13) Third-Party Services
Integrations with third-party APIs, platforms, or services are provided on an “as-is” basis subject to those providers’ availability and terms. The Company is not responsible for outages, changes, or discontinuation of third-party services.
14) Warranties & Disclaimers
- The Company warrants that Services will be provided in a professional and workmanlike manner by qualified personnel.
- Except as expressly stated, the Services and Deliverables are provided “as is” without warranties of any kind, including implied warranties of merchantability, fitness for a particular purpose, and non-infringement.
- Prototype, beta, or test environments may be unstable and are provided without warranty.
15) Limitation of Liability
To the maximum extent permitted by law, the Company’s total cumulative liability arising out of or related to the Agreement shall not exceed the total fees paid by the Client for the Services giving rise to the claim during the twelve (12) months preceding the event.
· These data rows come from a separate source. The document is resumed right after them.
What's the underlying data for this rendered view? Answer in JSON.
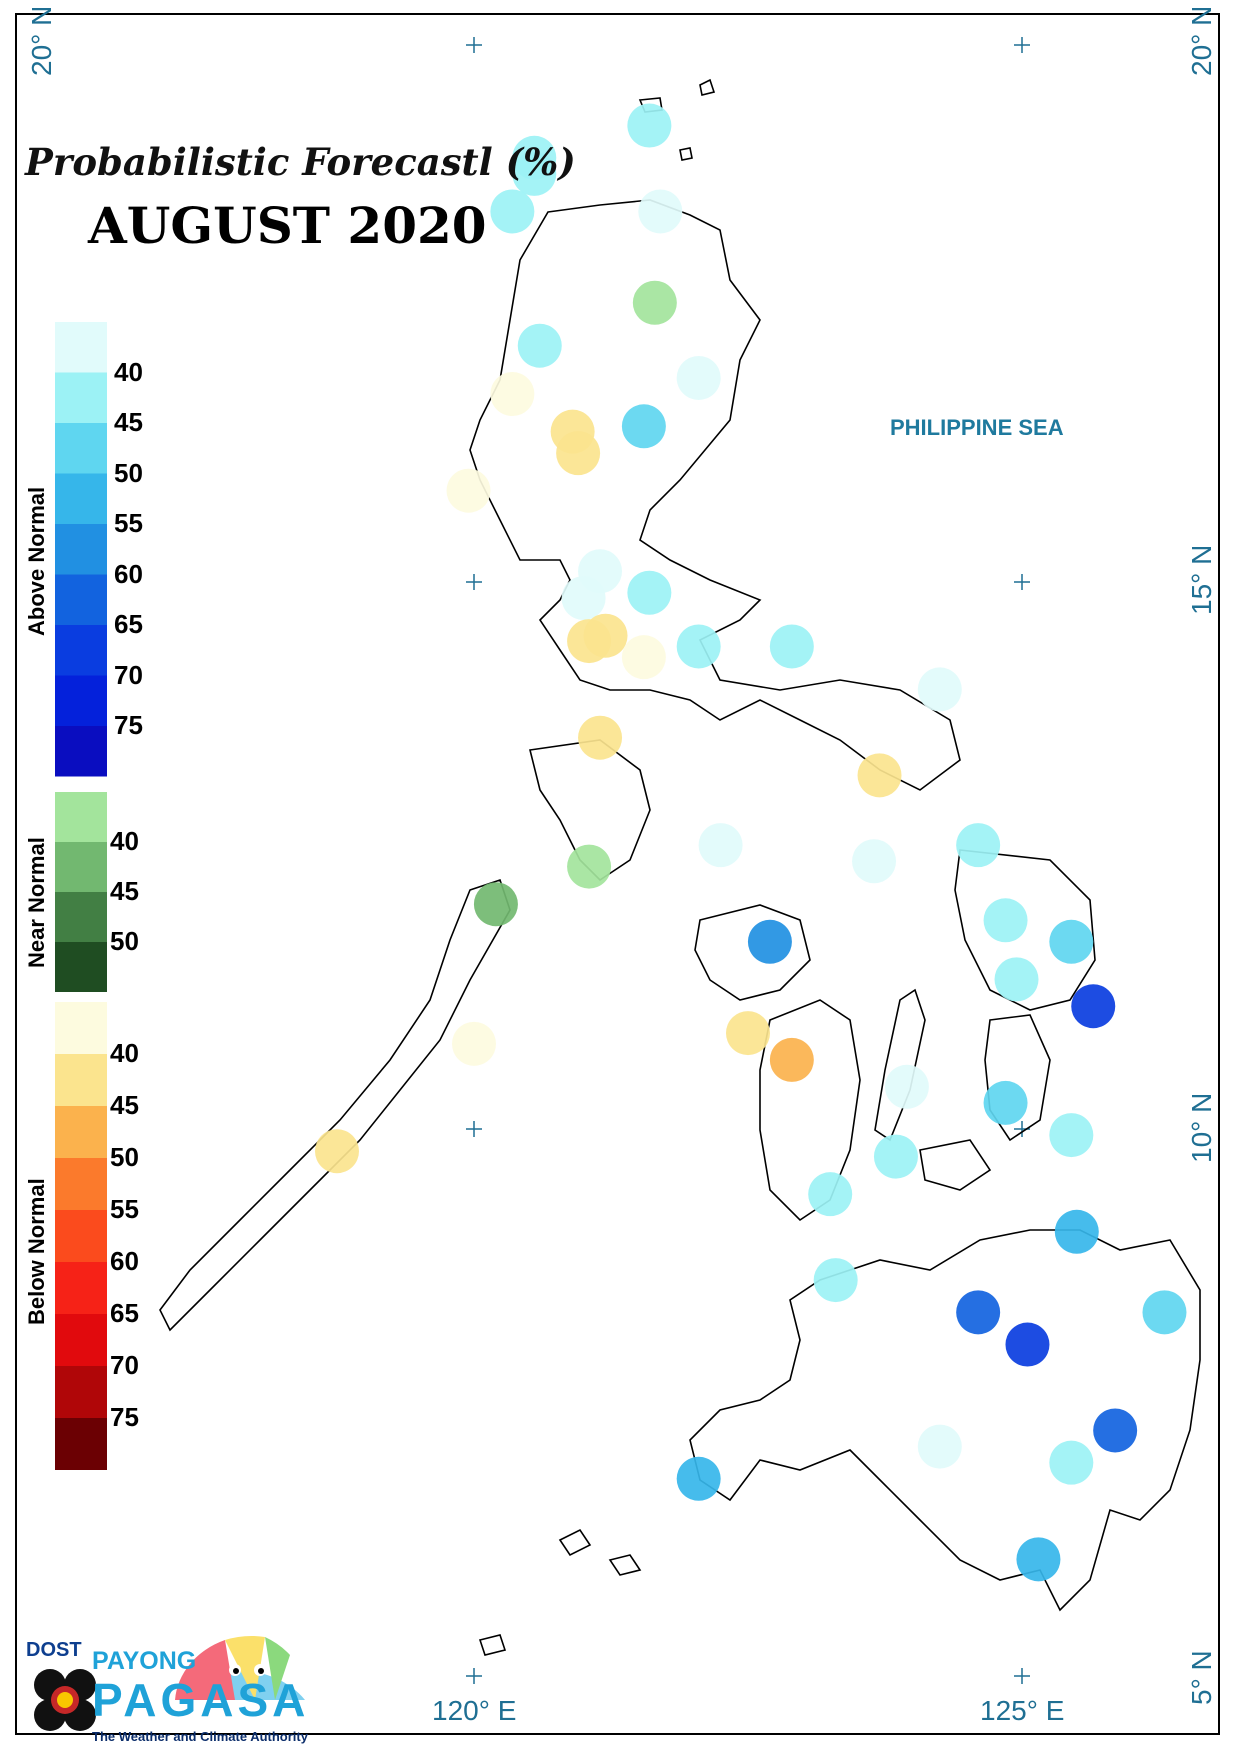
{
  "title": "Probabilistic Forecastl (%)",
  "subtitle": "AUGUST 2020",
  "sea_label": "PHILIPPINE SEA",
  "lat_labels": [
    "20° N",
    "15° N",
    "10° N",
    "5° N"
  ],
  "lon_labels": [
    "120° E",
    "125° E"
  ],
  "legend": {
    "above": {
      "label": "Above Normal",
      "ticks": [
        "40",
        "45",
        "50",
        "55",
        "60",
        "65",
        "70",
        "75"
      ],
      "colors": [
        "#e1fbfb",
        "#9cf2f5",
        "#5fd6f0",
        "#36b6ea",
        "#2190e2",
        "#1263df",
        "#0a3de0",
        "#0421db",
        "#0a0dc0"
      ]
    },
    "near": {
      "label": "Near Normal",
      "ticks": [
        "40",
        "45",
        "50"
      ],
      "colors": [
        "#a3e49c",
        "#72b870",
        "#427f44",
        "#1f4d22"
      ]
    },
    "below": {
      "label": "Below Normal",
      "ticks": [
        "40",
        "45",
        "50",
        "55",
        "60",
        "65",
        "70",
        "75"
      ],
      "colors": [
        "#fdfbdf",
        "#fbe48e",
        "#fbb24d",
        "#fb7a2c",
        "#fb4b1d",
        "#f62217",
        "#e10a0d",
        "#b00608",
        "#6b0003"
      ]
    }
  },
  "logo": {
    "dost": "DOST",
    "payong": "PAYONG",
    "pagasa": "PAGASA",
    "tagline": "The Weather and Climate Authority"
  },
  "stations": [
    {
      "lat": 19.25,
      "lon": 121.6,
      "color": "#9cf2f5"
    },
    {
      "lat": 18.95,
      "lon": 120.55,
      "color": "#9cf2f5"
    },
    {
      "lat": 18.8,
      "lon": 120.55,
      "color": "#9cf2f5"
    },
    {
      "lat": 18.45,
      "lon": 120.35,
      "color": "#9cf2f5"
    },
    {
      "lat": 18.45,
      "lon": 121.7,
      "color": "#e1fbfb"
    },
    {
      "lat": 17.6,
      "lon": 121.65,
      "color": "#a3e49c"
    },
    {
      "lat": 17.2,
      "lon": 120.6,
      "color": "#9cf2f5"
    },
    {
      "lat": 16.9,
      "lon": 122.05,
      "color": "#e1fbfb"
    },
    {
      "lat": 16.75,
      "lon": 120.35,
      "color": "#fdfbdf"
    },
    {
      "lat": 16.45,
      "lon": 121.55,
      "color": "#5fd6f0"
    },
    {
      "lat": 16.4,
      "lon": 120.9,
      "color": "#fbe48e"
    },
    {
      "lat": 16.2,
      "lon": 120.95,
      "color": "#fbe48e"
    },
    {
      "lat": 15.85,
      "lon": 119.95,
      "color": "#fdfbdf"
    },
    {
      "lat": 15.1,
      "lon": 121.15,
      "color": "#e1fbfb"
    },
    {
      "lat": 14.85,
      "lon": 121.0,
      "color": "#e1fbfb"
    },
    {
      "lat": 14.9,
      "lon": 121.6,
      "color": "#9cf2f5"
    },
    {
      "lat": 14.45,
      "lon": 121.05,
      "color": "#fbe48e"
    },
    {
      "lat": 14.5,
      "lon": 121.2,
      "color": "#fbe48e"
    },
    {
      "lat": 14.3,
      "lon": 121.55,
      "color": "#fdfbdf"
    },
    {
      "lat": 14.4,
      "lon": 122.05,
      "color": "#9cf2f5"
    },
    {
      "lat": 14.4,
      "lon": 122.9,
      "color": "#9cf2f5"
    },
    {
      "lat": 14.0,
      "lon": 124.25,
      "color": "#e1fbfb"
    },
    {
      "lat": 13.55,
      "lon": 121.15,
      "color": "#fbe48e"
    },
    {
      "lat": 13.2,
      "lon": 123.7,
      "color": "#fbe48e"
    },
    {
      "lat": 12.55,
      "lon": 122.25,
      "color": "#e1fbfb"
    },
    {
      "lat": 12.55,
      "lon": 124.6,
      "color": "#9cf2f5"
    },
    {
      "lat": 12.4,
      "lon": 123.65,
      "color": "#e1fbfb"
    },
    {
      "lat": 12.35,
      "lon": 121.05,
      "color": "#a3e49c"
    },
    {
      "lat": 12.0,
      "lon": 120.2,
      "color": "#72b870"
    },
    {
      "lat": 11.85,
      "lon": 124.85,
      "color": "#9cf2f5"
    },
    {
      "lat": 11.65,
      "lon": 125.45,
      "color": "#5fd6f0"
    },
    {
      "lat": 11.65,
      "lon": 122.7,
      "color": "#2190e2"
    },
    {
      "lat": 11.3,
      "lon": 124.95,
      "color": "#9cf2f5"
    },
    {
      "lat": 11.05,
      "lon": 125.65,
      "color": "#0a3de0"
    },
    {
      "lat": 10.7,
      "lon": 120.0,
      "color": "#fdfbdf"
    },
    {
      "lat": 10.8,
      "lon": 122.5,
      "color": "#fbe48e"
    },
    {
      "lat": 10.55,
      "lon": 122.9,
      "color": "#fbb24d"
    },
    {
      "lat": 10.3,
      "lon": 123.95,
      "color": "#e1fbfb"
    },
    {
      "lat": 10.15,
      "lon": 124.85,
      "color": "#5fd6f0"
    },
    {
      "lat": 9.85,
      "lon": 125.45,
      "color": "#9cf2f5"
    },
    {
      "lat": 9.7,
      "lon": 118.75,
      "color": "#fbe48e"
    },
    {
      "lat": 9.65,
      "lon": 123.85,
      "color": "#9cf2f5"
    },
    {
      "lat": 9.3,
      "lon": 123.25,
      "color": "#9cf2f5"
    },
    {
      "lat": 8.95,
      "lon": 125.5,
      "color": "#36b6ea"
    },
    {
      "lat": 8.5,
      "lon": 123.3,
      "color": "#9cf2f5"
    },
    {
      "lat": 8.2,
      "lon": 124.6,
      "color": "#1263df"
    },
    {
      "lat": 8.2,
      "lon": 126.3,
      "color": "#5fd6f0"
    },
    {
      "lat": 7.9,
      "lon": 125.05,
      "color": "#0a3de0"
    },
    {
      "lat": 7.1,
      "lon": 125.85,
      "color": "#1263df"
    },
    {
      "lat": 6.95,
      "lon": 124.25,
      "color": "#e1fbfb"
    },
    {
      "lat": 6.8,
      "lon": 125.45,
      "color": "#9cf2f5"
    },
    {
      "lat": 6.65,
      "lon": 122.05,
      "color": "#36b6ea"
    },
    {
      "lat": 5.9,
      "lon": 125.15,
      "color": "#36b6ea"
    }
  ]
}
In no event shall the Company be liable for any indirect, incidental, consequential, special, exemplary, or punitive damages, or for loss of profits, revenues, data, or business interruption.
16) Indemnification
Each party agrees to indemnify, defend, and hold harmless the other party and its officers, directors, employees, and agents from and against any third-party claims, damages, liabilities, costs, and expenses arising out of (i) breach of the Agreement; (ii) violation of applicable laws; or (iii) infringement of third-party rights caused by materials provided by the indemnifying party.
17) Force Majeure
Neither party shall be liable for failure or delay in performance due to events beyond its reasonable control, including but not limited to natural disasters, acts of government, war, terrorism, civil unrest, labor disputes, internet or hosting outages, or other force majeure events.
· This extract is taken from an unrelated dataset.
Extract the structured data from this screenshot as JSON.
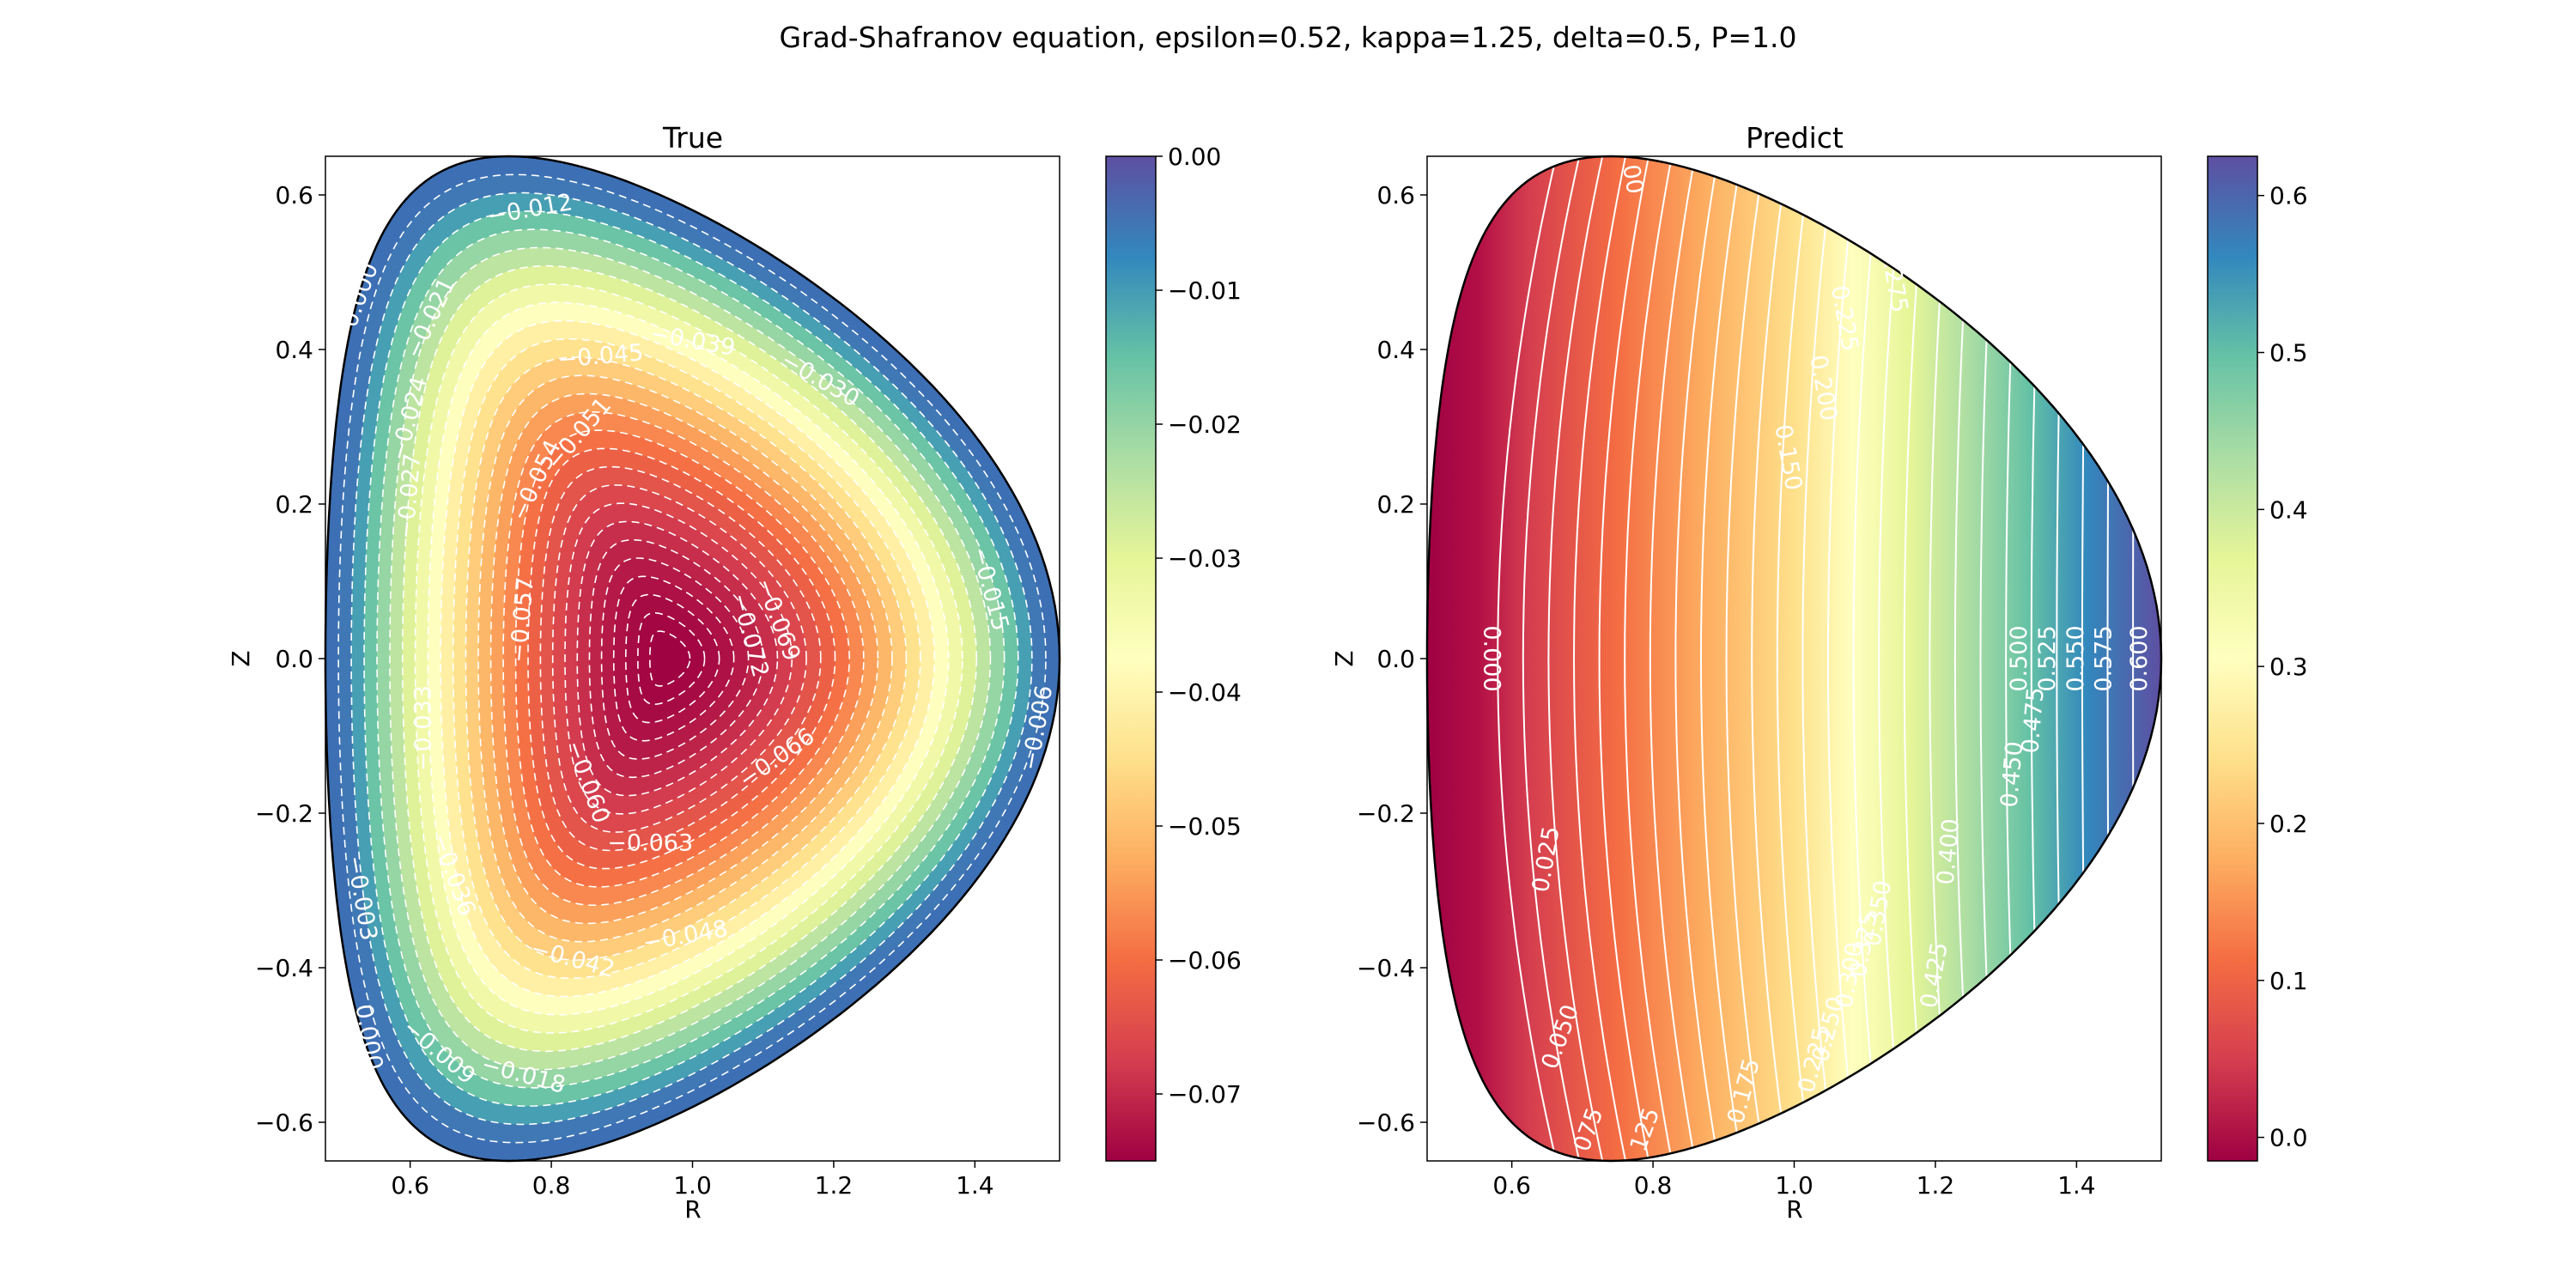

18) Suspension & Termination
- Either party may terminate the Agreement for material breach not cured within thirty (30) days of written notice.
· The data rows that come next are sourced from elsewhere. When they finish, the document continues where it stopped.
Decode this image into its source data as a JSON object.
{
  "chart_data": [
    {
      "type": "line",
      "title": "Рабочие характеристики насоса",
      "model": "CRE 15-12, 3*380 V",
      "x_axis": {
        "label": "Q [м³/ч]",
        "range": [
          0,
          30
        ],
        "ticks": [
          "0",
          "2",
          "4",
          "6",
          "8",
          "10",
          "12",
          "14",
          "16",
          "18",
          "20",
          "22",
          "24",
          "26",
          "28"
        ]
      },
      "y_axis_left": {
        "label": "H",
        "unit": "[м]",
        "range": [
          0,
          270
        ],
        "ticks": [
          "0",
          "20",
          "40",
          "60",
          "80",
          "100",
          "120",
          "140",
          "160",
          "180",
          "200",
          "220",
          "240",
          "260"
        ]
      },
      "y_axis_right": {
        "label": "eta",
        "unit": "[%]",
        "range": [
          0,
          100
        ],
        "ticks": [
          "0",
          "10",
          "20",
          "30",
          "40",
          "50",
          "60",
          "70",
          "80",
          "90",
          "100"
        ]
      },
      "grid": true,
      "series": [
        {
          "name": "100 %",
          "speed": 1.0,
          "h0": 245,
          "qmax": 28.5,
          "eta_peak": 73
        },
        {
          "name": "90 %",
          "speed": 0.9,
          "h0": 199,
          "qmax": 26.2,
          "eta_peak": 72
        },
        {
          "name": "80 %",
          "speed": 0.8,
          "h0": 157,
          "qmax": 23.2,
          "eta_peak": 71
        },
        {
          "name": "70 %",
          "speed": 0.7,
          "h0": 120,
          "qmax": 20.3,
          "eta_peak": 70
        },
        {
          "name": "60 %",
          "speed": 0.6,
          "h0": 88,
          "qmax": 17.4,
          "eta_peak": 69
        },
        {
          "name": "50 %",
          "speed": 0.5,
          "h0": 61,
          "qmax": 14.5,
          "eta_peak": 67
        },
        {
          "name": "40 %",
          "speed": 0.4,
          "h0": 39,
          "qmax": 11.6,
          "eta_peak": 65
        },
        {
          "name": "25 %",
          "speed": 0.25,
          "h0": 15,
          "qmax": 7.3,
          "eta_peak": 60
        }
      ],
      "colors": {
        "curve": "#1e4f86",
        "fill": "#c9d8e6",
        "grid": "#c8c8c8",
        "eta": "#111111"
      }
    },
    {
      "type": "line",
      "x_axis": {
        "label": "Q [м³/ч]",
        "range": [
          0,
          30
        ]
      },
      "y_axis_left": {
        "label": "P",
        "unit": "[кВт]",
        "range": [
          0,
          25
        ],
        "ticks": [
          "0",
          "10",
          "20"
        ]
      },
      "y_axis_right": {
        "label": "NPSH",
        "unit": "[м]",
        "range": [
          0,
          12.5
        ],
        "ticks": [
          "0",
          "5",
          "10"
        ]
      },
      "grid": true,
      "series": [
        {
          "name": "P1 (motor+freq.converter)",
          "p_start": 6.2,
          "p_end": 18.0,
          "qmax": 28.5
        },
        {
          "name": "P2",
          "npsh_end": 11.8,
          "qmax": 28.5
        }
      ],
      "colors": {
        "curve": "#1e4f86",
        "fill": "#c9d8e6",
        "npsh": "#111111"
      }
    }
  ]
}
- The Company may suspend Services for non-payment or unlawful use with prior notice where practicable.
- Upon termination, the Client shall pay for Services rendered up to the effective date, and each party shall return or destroy the other party’s confidential information.
19) Support, Maintenance & SLAs
Any ongoing support, maintenance windows, response times, and service levels will be defined in a separate maintenance agreement or SLA. Unless expressly stated, warranty support for post-go-live defects is limited in duration and scope as per the SOW.
20) Governing Law & Dispute Resolution
These Terms shall be governed by and construed in accordance with the laws of India, without regard to its conflict of laws principles. Any disputes shall be subject to the exclusive jurisdiction of courts located at the Company’s registered office location, unless otherwise agreed in writing.
21) Miscellaneous
- Independent Contractors: The parties are independent contractors; nothing creates a partnership or joint venture.
- Non-Solicitation: During the engagement and for 12 months after, neither party will solicit for employment the other party’s personnel directly involved in the Services, without consent.
- Severability: If any provision is held invalid, the remaining provisions remain in effect.
- Assignment: Neither party may assign the Agreement without prior written consent, except to an affiliate or successor by merger or acquisition.
- Notices: Formal notices shall be delivered to the addresses provided in the SOW or as updated in writing.
- Entire Agreement: These Terms together with applicable SOWs/MSAs constitute the entire agreement and supersede prior discussions.
- Amendments: Any amendments must be in writing and signed by authorized representatives.